Der Ombudsmann beginnt daraufhin eigene Recherchen über den Gesuchsteller, unterstützt von zwei Mitarbeiterinnen. Ebenso schreibt er dessen Herkunftsstaat an, um sachdienliche Informationen zu erhalten. Dann trifft er sich zuerst mit dem Gesuchsteller in dessen Aufenthaltsstaat zu einem Gespräch, dann mit Behördenvertretern, in der Regel Polizisten, Geheimdienstlern, Gesandten aus Innen- und Aussenministerien oder nationalen Antiterrorkommissionen. Am Ende schreibt er einen Bericht und gibt dem Gesuchsteller die Gelegenheit zur Stellungnahme. Der Bericht ist vertraulich. «Er enthält die sachliche und rechtliche Begründung des Antrags auf Streichung oder Weiterführung der Sanktion», sagt Kipfer Fasciati.

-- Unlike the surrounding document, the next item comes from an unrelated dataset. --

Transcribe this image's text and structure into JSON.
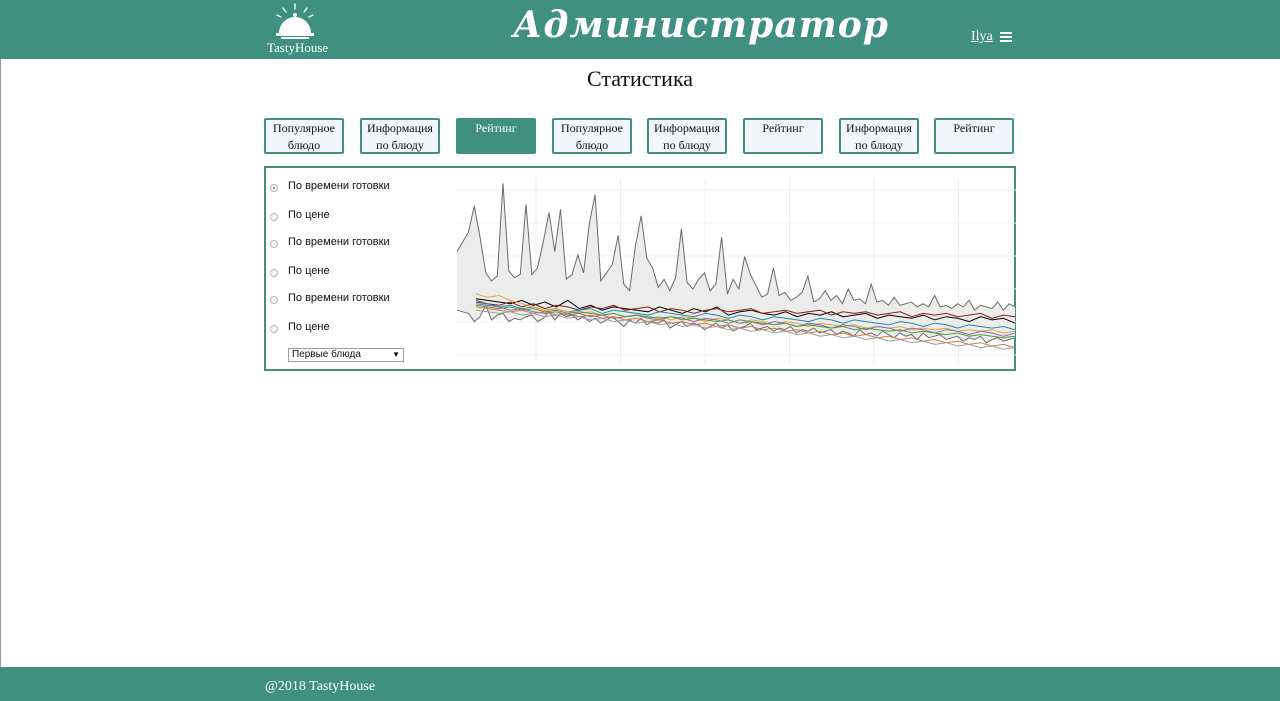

Vier Fälle hat er seit Amtsantritt abgeschlossen: Zwei Entscheide waren positiv, zwei negativ. In einem Fall ist der Bericht eingereicht, die Sache aber noch nicht entschieden. Fünf Gesuche sind hängig. Faktisch hat Kipfer Fasciati eine grosse Machtfülle, weil sein Antrag nur einstimmig von allen fünfzehn Mitgliedern des Sicherheitsrats umgestossen werden kann. Der Druck ist deshalb gross. «Ich bin exponiert. Meine Berichte werden aufmerksam gelesen. Im Sicherheitsrat wird erwartet, dass ich mit allen kommuniziere», sagt er.
Eine wichtige Änderung hat er bereits durchgebracht. Weil ihre Vermögen blockiert sind, konnten Sanktionierte bislang nur ausnahmsweise Anwälte engagieren. Nun hat sich eine Vereinigung von Strafverteidigern, die an internationalen Gerichten tätig sind, zur Verfügung gestellt, Mandate zu übernehmen. So bekommt jeder Gesuchsteller, wenn er dies wünscht, einen Anwalt zur Seite gestellt.